Traductions[modifier | modifier le code]

Représentative de la vie des « petites gens » de n'importe quelle grande métropole, la pièce a été jouée en yiddish à Montréal et à Brooklyn.

Elle a été traduite :

  • en allemand par Hanspeter Plocher sous le titre de Schwesterherzchen [1987] (Tuebingen, Niemeyer, 1987) et Romanistentheater der Universitæt Augsburg, 1987 ;
  • en anglais par Bill Glassco et John Van Burek sous le titre de Les Belles-Sœurs (English version) [1973] (Talonbooks, Vancouver, 1974; traduction révisée, 1992) St. Lawrence Centre (Toronto), 3 avril 1973 ;
  • en anglais pour l'Écosse par Martin Bowman et Bill Findlay sous le titre de The Guid Sisters [1989] (in The Guid Sisters and Other Plays, Nick Hern Books, London, 1991) Tron Theatre, Glasgow, 2 mai 1989 ;
  • en italien par Jean-René Lemoine et Francesca Moccagatta sous le titre de Le Cognate [1994] (in Il teatro del Québec, Éditions Ubulibri, Milan, 1994) Teatro di Rifredi, Florence et 15 février 1994 ;
  • en polonais par Józef Kwaterko sous le titre de Siostrzyczki [1990] (revue Dialog no 8, 1990) Télévision de Cracovie, octobre 1993 ;
  • en yiddish par Pierre Anctil et Morgentaler Goldie sous le titre de Di Shvegerius [1992] Centre Saydie Bronfman, Montréal, juin 1992 ;
  • et en une quinzaine d'autres langues.

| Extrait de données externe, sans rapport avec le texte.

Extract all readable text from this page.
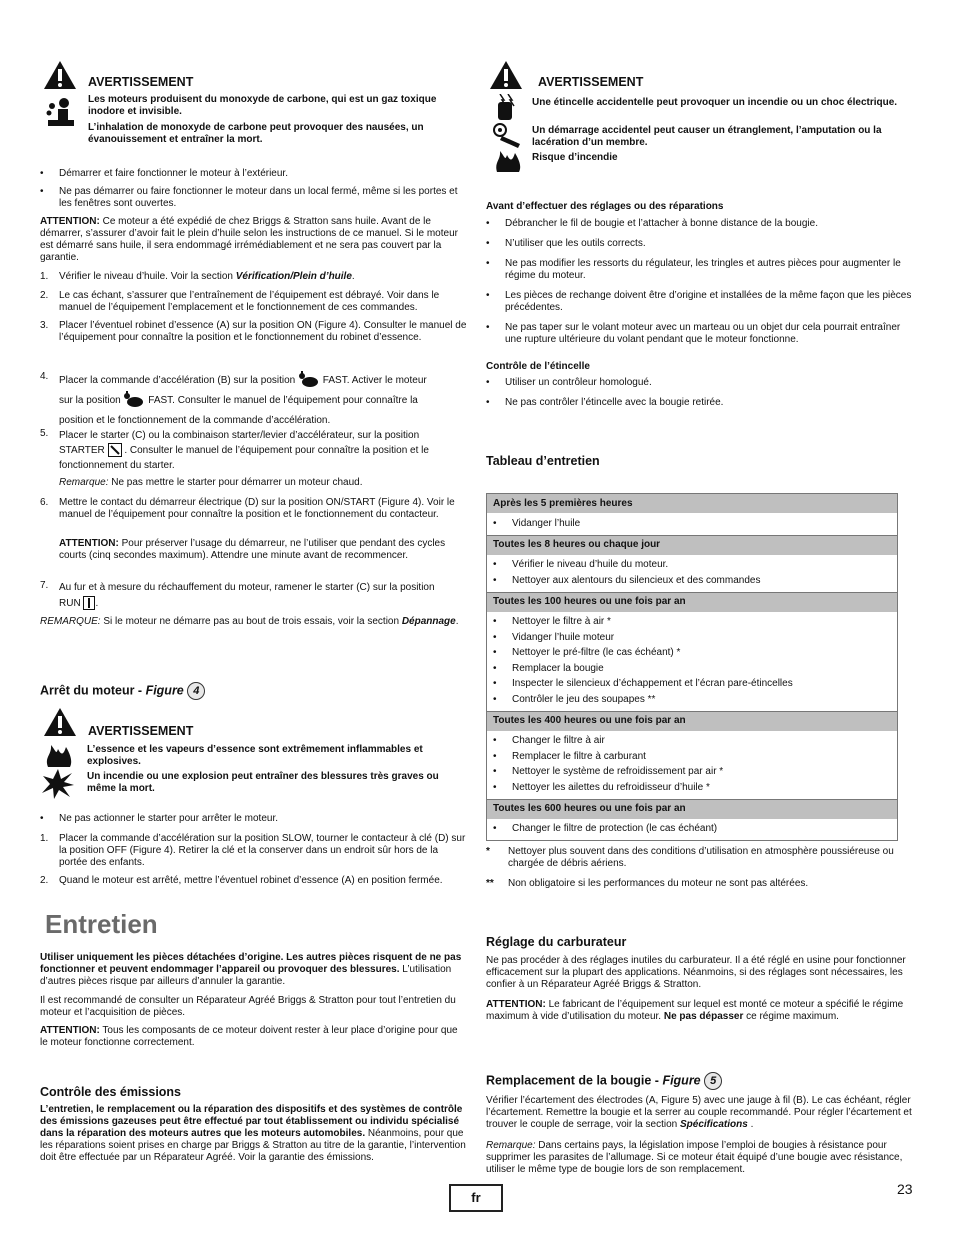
AVERTISSEMENT
Les moteurs produisent du monoxyde de carbone, qui est un gaz toxique inodore et invisible.
L’inhalation de monoxyde de carbone peut provoquer des nausées, un évanouissement et entraîner la mort.
• Démarrer et faire fonctionner le moteur à l’extérieur.
• Ne pas démarrer ou faire fonctionner le moteur dans un local fermé, même si les portes et les fenêtres sont ouvertes.
ATTENTION: Ce moteur a été expédié de chez Briggs & Stratton sans huile. Avant de le démarrer, s’assurer d’avoir fait le plein d’huile selon les instructions de ce manuel. Si le moteur est démarré sans huile, il sera endommagé irrémédiablement et ne sera pas couvert par la garantie.
1. Vérifier le niveau d’huile. Voir la section Vérification/Plein d’huile.
2. Le cas échant, s’assurer que l’entraînement de l’équipement est débrayé. Voir dans le manuel de l’équipement l’emplacement et le fonctionnement de ces commandes.
3. Placer l’éventuel robinet d’essence (A) sur la position ON (Figure 4). Consulter le manuel de l’équipement pour connaître la position et le fonctionnement du robinet d’essence.
4. Placer la commande d’accélération (B) sur la position	FAST. Activer le moteur
sur la position	FAST. Consulter le manuel de l’équipement pour connaître la
position et le fonctionnement de la commande d’accélération.
5. Placer le starter (C) ou la combinaison starter/levier d’accélérateur, sur la position
STARTER . Consulter le manuel de l’équipement pour connaître la position et le
fonctionnement du starter.
Remarque: Ne pas mettre le starter pour démarrer un moteur chaud.
6. Mettre le contact du démarreur électrique (D) sur la position ON/START (Figure 4). Voir le manuel de l’équipement pour connaître la position et le fonctionnement du contacteur.
ATTENTION: Pour préserver l’usage du démarreur, ne l’utiliser que pendant des cycles courts (cinq secondes maximum). Attendre une minute avant de recommencer.
7. Au fur et à mesure du réchauffement du moteur, ramener le starter (C) sur la position
RUN .
REMARQUE: Si le moteur ne démarre pas au bout de trois essais, voir la section Dépannage.
Arrêt du moteur - Figure 4
AVERTISSEMENT
L’essence et les vapeurs d’essence sont extrêmement inflammables et explosives.
Un incendie ou une explosion peut entraîner des blessures très graves ou même la mort.
• Ne pas actionner le starter pour arrêter le moteur.
1. Placer la commande d’accélération sur la position SLOW, tourner le contacteur à clé (D) sur la position OFF (Figure 4). Retirer la clé et la conserver dans un endroit sûr hors de la portée des enfants.
2. Quand le moteur est arrêté, mettre l’éventuel robinet d’essence (A) en position fermée.
Entretien
Utiliser uniquement les pièces détachées d’origine. Les autres pièces risquent de ne pas fonctionner et peuvent endommager l’appareil ou provoquer des blessures. L’utilisation d’autres pièces risque par ailleurs d’annuler la garantie.
Il est recommandé de consulter un Réparateur Agréé Briggs & Stratton pour tout l’entretien du moteur et l’acquisition de pièces.
ATTENTION: Tous les composants de ce moteur doivent rester à leur place d’origine pour que le moteur fonctionne correctement.
Contrôle des émissions
L’entretien, le remplacement ou la réparation des dispositifs et des systèmes de contrôle des émissions gazeuses peut être effectué par tout établissement ou individu spécialisé dans la réparation des moteurs autres que les moteurs automobiles. Néanmoins, pour que les réparations soient prises en charge par Briggs & Stratton au titre de la garantie, l’intervention doit être effectuée par un Réparateur Agréé. Voir la garantie des émissions.
AVERTISSEMENT
Une étincelle accidentelle peut provoquer un incendie ou un choc électrique.
Un démarrage accidentel peut causer un étranglement, l’amputation ou la lacération d’un membre.
Risque d’incendie
Avant d’effectuer des réglages ou des réparations
• Débrancher le fil de bougie et l’attacher à bonne distance de la bougie.
• N’utiliser que les outils corrects.
• Ne pas modifier les ressorts du régulateur, les tringles et autres pièces pour augmenter le régime du moteur.
• Les pièces de rechange doivent être d’origine et installées de la même façon que les pièces précédentes.
• Ne pas taper sur le volant moteur avec un marteau ou un objet dur cela pourrait entraîner une rupture ultérieure du volant pendant que le moteur fonctionne.
Contrôle de l’étincelle
• Utiliser un contrôleur homologué.
• Ne pas contrôler l’étincelle avec la bougie retirée.
Tableau d’entretien
Après les 5 premières heures
• Vidanger l’huile
Toutes les 8 heures ou chaque jour
• Vérifier le niveau d’huile du moteur.
• Nettoyer aux alentours du silencieux et des commandes
Toutes les 100 heures ou une fois par an
• Nettoyer le filtre à air *
• Vidanger l’huile moteur
• Nettoyer le pré-filtre (le cas échéant) *
• Remplacer la bougie
• Inspecter le silencieux d’échappement et l’écran pare-étincelles
• Contrôler le jeu des soupapes **
Toutes les 400 heures ou une fois par an
• Changer le filtre à air
• Remplacer le filtre à carburant
• Nettoyer le système de refroidissement par air *
• Nettoyer les ailettes du refroidisseur d’huile *
Toutes les 600 heures ou une fois par an
• Changer le filtre de protection (le cas échéant)
* Nettoyer plus souvent dans des conditions d’utilisation en atmosphère poussiéreuse ou chargée de débris aériens.
** Non obligatoire si les performances du moteur ne sont pas altérées.
Réglage du carburateur
Ne pas procéder à des réglages inutiles du carburateur. Il a été réglé en usine pour fonctionner efficacement sur la plupart des applications. Néanmoins, si des réglages sont nécessaires, les confier à un Réparateur Agréé Briggs & Stratton.
ATTENTION: Le fabricant de l’équipement sur lequel est monté ce moteur a spécifié le régime maximum à vide d’utilisation du moteur. Ne pas dépasser ce régime maximum.
Remplacement de la bougie - Figure 5
Vérifier l’écartement des électrodes (A, Figure 5) avec une jauge à fil (B). Le cas échéant, régler l’écartement. Remettre la bougie et la serrer au couple recommandé. Pour régler l’écartement et trouver le couple de serrage, voir la section Spécifications .
Remarque: Dans certains pays, la législation impose l’emploi de bougies à résistance pour supprimer les parasites de l’allumage. Si ce moteur était équipé d’une bougie avec résistance, utiliser le même type de bougie lors de son remplacement.
fr
23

En 1987, la revue française Lire faisait figurer Les Belles-Sœurs, pièce-phare, dans sa liste des 49 pièces à inclure dans la bibliothèque idéale du théâtre des origines à nos jours.

Version musicale[modifier | modifier le code]

Une version musicale a été créée par le Théâtre d'Aujourd'hui en 2010, avec René Richard Cyr au livret, Daniel Bélanger à la musique et l’appui de Michel Tremblay.

Argument[modifier | modifier le code]

Germaine Lauzon, femme au foyer à Montréal, gagne un million de timbres GoldStar lui permettant de se procurer divers objets présentés dans le catalogue de la compagnie. Afin de coller rapidement les timbres dans les cahiers (et de partager sa joie), Germaine organise un « party de collage de timbres » en compagnie de ses belles-sœurs.

Cependant, l'atmosphère dégénère rapidement : Germaine suscite la jalousie des autres femmes ne se gênant pas pour lui voler des timbres, des amitiés sont bouleversées et Pierrette Guérin, sœur de Germaine qui mène une vie de « damnée » dans les clubs, refait surface au grand déplaisir de certaines.

Germaine finit par découvrir le vol des timbres et se retrouve seule avec ce qui reste des timbres.

Quelques répliques[modifier | modifier le code]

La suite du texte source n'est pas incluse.